Hospital Gowns

During my final year in college, I became very interested in hospital gown design. A product which has not seen any major changes for over a century, the hospital gown is universally reviled and simultaneously ubiquitous across hospital environments all over the world. The white gown shown here was used just under a century ago, but is fundamentally identical to hospital gowns used today.


I set out to research and study the hospital gown issue. By conducting interviews, user testing, and product development, I was able to discover many of the most pressing pain points of modern hospital gown design. At the end of the project, I also designed and produced several prototype gowns which incorporate features based on my research data.     View my full research compilation >


I formed a framework for researching and designing hospital gowns by reviewing previously conducted studies. These frameworks for user-centered hospital gown design came from a series of studies conducted by KyeongSook Cho. I mainly used these frameworks to inform how I approached interviews and user studies.

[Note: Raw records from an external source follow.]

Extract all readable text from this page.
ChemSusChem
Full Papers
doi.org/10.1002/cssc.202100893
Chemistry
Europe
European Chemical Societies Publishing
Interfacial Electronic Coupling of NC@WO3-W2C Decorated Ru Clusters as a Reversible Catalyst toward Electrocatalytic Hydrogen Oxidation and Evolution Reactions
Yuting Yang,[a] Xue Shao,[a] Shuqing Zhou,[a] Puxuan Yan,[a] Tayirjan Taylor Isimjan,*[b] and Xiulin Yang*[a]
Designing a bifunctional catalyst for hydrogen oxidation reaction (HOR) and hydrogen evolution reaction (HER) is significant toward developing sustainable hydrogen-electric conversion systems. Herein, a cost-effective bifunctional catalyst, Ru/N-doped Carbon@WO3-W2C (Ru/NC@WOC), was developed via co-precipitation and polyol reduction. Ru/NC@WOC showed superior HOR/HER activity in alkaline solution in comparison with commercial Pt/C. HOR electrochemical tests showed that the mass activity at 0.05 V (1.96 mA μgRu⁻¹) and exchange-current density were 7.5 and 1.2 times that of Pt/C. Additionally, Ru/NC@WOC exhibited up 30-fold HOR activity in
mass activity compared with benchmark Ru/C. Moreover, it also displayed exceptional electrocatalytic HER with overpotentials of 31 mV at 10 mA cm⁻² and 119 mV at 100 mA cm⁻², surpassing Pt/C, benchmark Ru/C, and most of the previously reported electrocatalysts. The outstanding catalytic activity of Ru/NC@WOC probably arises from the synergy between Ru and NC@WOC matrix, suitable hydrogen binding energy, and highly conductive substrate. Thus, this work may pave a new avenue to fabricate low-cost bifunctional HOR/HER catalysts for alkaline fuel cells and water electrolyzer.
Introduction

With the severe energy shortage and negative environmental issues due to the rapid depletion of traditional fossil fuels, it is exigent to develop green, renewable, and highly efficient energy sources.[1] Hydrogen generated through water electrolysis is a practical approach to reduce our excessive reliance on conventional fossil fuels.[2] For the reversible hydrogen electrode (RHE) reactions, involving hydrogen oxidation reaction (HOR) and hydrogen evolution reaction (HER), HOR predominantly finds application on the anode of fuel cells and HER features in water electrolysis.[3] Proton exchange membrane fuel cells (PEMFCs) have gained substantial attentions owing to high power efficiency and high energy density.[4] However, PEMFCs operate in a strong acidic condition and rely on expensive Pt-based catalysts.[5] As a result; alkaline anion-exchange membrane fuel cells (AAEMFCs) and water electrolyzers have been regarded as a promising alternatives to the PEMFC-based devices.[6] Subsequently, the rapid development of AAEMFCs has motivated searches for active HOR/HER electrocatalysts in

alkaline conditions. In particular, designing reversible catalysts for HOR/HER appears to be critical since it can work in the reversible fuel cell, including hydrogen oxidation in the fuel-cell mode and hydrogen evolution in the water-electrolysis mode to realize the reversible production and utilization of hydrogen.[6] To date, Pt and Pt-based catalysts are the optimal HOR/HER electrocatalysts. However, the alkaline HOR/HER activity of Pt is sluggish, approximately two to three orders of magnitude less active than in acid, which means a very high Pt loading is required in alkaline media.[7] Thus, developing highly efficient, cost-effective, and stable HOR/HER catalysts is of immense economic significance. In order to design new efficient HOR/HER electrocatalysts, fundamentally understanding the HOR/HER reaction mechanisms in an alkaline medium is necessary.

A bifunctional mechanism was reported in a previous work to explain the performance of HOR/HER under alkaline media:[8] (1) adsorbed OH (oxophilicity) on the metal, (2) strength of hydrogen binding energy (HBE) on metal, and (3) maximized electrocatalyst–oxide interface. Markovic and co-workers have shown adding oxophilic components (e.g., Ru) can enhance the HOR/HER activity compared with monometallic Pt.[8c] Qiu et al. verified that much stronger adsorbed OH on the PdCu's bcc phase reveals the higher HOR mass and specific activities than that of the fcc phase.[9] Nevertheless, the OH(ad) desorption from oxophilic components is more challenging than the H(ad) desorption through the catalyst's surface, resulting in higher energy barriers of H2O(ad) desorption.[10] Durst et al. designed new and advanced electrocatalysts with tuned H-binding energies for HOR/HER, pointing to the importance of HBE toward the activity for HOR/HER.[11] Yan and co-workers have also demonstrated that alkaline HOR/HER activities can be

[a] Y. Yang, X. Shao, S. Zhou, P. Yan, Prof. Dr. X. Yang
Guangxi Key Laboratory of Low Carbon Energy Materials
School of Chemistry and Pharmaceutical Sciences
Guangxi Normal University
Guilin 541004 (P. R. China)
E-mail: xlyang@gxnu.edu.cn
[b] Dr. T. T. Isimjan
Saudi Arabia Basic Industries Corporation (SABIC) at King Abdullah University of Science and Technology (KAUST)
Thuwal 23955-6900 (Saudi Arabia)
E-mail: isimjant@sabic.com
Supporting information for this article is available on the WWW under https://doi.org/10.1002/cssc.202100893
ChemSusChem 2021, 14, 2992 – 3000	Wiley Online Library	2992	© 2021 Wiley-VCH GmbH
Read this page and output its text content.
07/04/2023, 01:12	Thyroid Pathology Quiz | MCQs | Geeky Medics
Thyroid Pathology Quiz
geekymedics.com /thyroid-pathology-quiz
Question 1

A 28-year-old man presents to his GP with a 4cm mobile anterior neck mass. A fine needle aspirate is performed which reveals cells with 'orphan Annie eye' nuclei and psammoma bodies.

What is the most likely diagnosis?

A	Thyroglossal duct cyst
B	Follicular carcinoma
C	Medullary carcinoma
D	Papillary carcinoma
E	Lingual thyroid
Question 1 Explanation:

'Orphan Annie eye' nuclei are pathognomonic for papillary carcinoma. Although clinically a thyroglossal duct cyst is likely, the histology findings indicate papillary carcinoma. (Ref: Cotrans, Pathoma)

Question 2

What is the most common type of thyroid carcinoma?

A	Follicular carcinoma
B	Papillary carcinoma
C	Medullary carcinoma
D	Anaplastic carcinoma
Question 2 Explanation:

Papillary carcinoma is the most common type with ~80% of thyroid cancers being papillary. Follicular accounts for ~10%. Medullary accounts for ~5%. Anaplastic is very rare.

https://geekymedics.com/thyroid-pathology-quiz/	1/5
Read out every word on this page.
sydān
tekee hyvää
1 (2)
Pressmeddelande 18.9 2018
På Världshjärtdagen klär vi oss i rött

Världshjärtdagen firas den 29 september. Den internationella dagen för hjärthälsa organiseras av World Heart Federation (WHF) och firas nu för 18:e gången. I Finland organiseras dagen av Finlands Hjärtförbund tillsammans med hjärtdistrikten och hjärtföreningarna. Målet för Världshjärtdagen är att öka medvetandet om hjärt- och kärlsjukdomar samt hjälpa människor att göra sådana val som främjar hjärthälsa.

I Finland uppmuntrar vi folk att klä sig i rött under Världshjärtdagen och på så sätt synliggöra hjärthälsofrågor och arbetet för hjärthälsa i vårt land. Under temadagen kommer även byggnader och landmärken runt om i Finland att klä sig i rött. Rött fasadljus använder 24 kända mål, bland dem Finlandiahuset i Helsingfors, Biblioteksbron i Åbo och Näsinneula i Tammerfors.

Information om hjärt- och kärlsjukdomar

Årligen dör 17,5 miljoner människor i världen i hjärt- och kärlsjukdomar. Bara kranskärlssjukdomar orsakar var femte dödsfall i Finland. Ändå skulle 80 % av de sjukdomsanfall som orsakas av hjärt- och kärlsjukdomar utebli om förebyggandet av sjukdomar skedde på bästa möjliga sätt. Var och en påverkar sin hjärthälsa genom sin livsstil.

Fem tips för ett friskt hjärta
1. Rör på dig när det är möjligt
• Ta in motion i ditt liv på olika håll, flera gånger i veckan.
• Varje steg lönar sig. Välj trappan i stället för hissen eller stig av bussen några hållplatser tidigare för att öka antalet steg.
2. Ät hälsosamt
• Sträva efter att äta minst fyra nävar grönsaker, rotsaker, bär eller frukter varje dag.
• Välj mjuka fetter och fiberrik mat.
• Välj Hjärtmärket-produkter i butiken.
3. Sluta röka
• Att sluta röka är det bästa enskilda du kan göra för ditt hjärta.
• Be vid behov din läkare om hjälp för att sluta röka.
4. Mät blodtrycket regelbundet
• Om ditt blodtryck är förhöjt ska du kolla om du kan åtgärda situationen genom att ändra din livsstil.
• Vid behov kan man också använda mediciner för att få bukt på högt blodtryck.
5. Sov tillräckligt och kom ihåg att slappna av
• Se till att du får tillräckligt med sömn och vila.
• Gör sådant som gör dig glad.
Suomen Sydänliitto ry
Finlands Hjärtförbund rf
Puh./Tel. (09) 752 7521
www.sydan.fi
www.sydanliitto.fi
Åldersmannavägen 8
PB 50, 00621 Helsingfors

I conducted several interviews to better inform my design process. One person I spoke to was the head of the local laundering plant which handles the linens for nearby businesses. This gave me insight into the lifespan of a gown and some of the challenges associated with their deterioration.

Interviews and insights can be viewed in my research compilation book >


One insight I gained through interviews and research is that nurses will often use two hospital gowns to fully cover the back and front sides of a patient, effectively creating a makeshift robe. Despite this fact, a proper robe option is not offered in most hospitals.


User testing allowed me to simulate activities that would be performed within hospital environments (such as pulling an IV stand around) and observe how current hospital gown designs hinder patient movement.

By marking, cutting, and sewing gown pattern pieces, I was able to quickly test and refine the features for the prototype gowns. Using plain white linen material for the early prototypes allowed me to make notes directly on the problematic parts of the gown. The gown prototype shown here borrows design elements from robes, such as a belt that can be tied around the front.

My final deliverable was a set of hospital gown prototypes which incorporated features based on my research. Each prototype gown targets a specific user group within the hospital environment: ambulatory patients, patients transitioning from a bedridden to an ambulatory state, and bedridden patients.